These chocolate hazelnut thumbprint cookies have chocolate cookie dough rolled in hazelnuts and topped with chocolate hazelnut spread. Turn simple ingredients into a sweet treat in less than 30 minutes! No need to chill the dough!
My favorite snack is a handful of nuts. My favorite are pecans but any nuts will do. My least favorite are probably Brazilian nuts if I have to name one.
Sometimes I step up my handful of nuts by throwing in some dark chocolate chips. Living on the guilty edge.
My daughter stepped in my footprints and start snacking on nuts. Peanuts and hazelnuts are her favorite and when she’s living on the guilty edge, she gets a spoonful of Nutella and sprinkles some nuts on top and call it a snack.
Well, these chocolate hazelnut thumbprint cookies are way better than any handful of nuts with chocolate chips.
Chocolate cookie dough, toasted nuts and chocolate cream – how can that not make you weak to your knees?
If you love nuts and chocolate together, you must bake a batch of these cookies. Like right now!
No, you don’t need to chill the cookie dough. That’s another reason I love these chocolate hazelnut thumbprint cookies so much! You can have 2 dozen cookies in 30 minutes!!!
For the cookie dough, you need basic cookie ingredients – butter, egg, sugar, flour and cocoa powder.
Once you have the dough roll the cookies in toasted nuts and bake. If you’re not a big fan of hazelnuts, you can use pecans, peanuts, macadamia nuts, almonds. Live life on the edge!

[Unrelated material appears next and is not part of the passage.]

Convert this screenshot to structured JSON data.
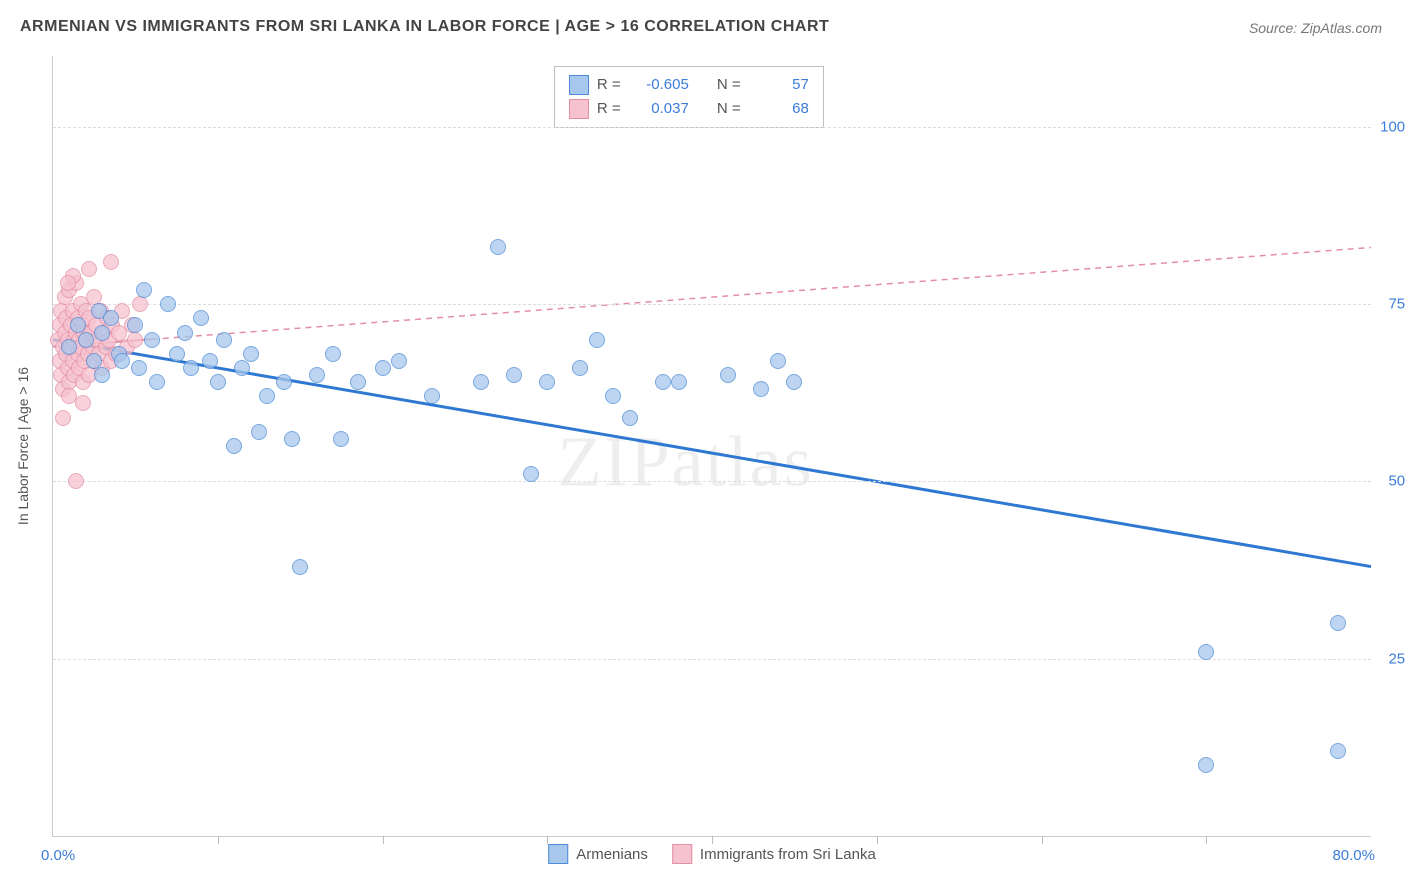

For the finishing touches, I used Nutella, but you can use any chocolate hazelnut spread, peanut butter, chocolate peanut butter spread. You have a couple of possibilities.
Chocolate Hazelnut Thumbprint Cookies
- ½ cup butter room temperature
- 1 egg room temperature
- ½ teaspoon vanilla extract
- 1 cup powdered sugar
- 1 cup all-purpose flour
- ⅓ cup unsweetened baking cocoa
- ¼ teaspoon salt
- ⅔ cup toasted hazelnuts finely chopped
- ⅔ cup chocolate hazelnut spread
- Preheat oven to 350°F. Line two baking sheets with parchment paper. Set aside.
- In a mixing bowl add the butter. With the paddle attachment on, beat on low speed until light and fluffy, about 2 minutes.
- Beat in the egg and vanilla extract, scraping the sides of the bowl with a spatula, if needed.
- With the mixer on the lowest speed, slowly add the sugar, flour, cocoa powder, and salt. Stir until just combined.
- Remove the cookie dough from the mixing bowl and place it on a sheet of parchment paper. Lightly knead it with your hands until smooth and shiny.
- With a small cookie dough scoop, drop cookie dough onto a sheet of parchment paper. Shape each cookie dough scoop into a ball.
- Place the chopped hazelnuts into a bowl and roll each ball into nuts, pressing gently.
- Arrange balls 1 inch apart on baking sheets lined with parchment paper.
- Press thumb into center of each cookie, leaving an indentation.
- Bake in preheated oven for 10-12 minutes.
- Remove cookies from the baking sheets and cool completely on wire racks.
- Pipe or spoon a little bit of the chocolate-hazelnut spread into the center of each cookie.
(Nutrition information provided is an estimate and will vary based on cooking methods and brands of ingredients used.)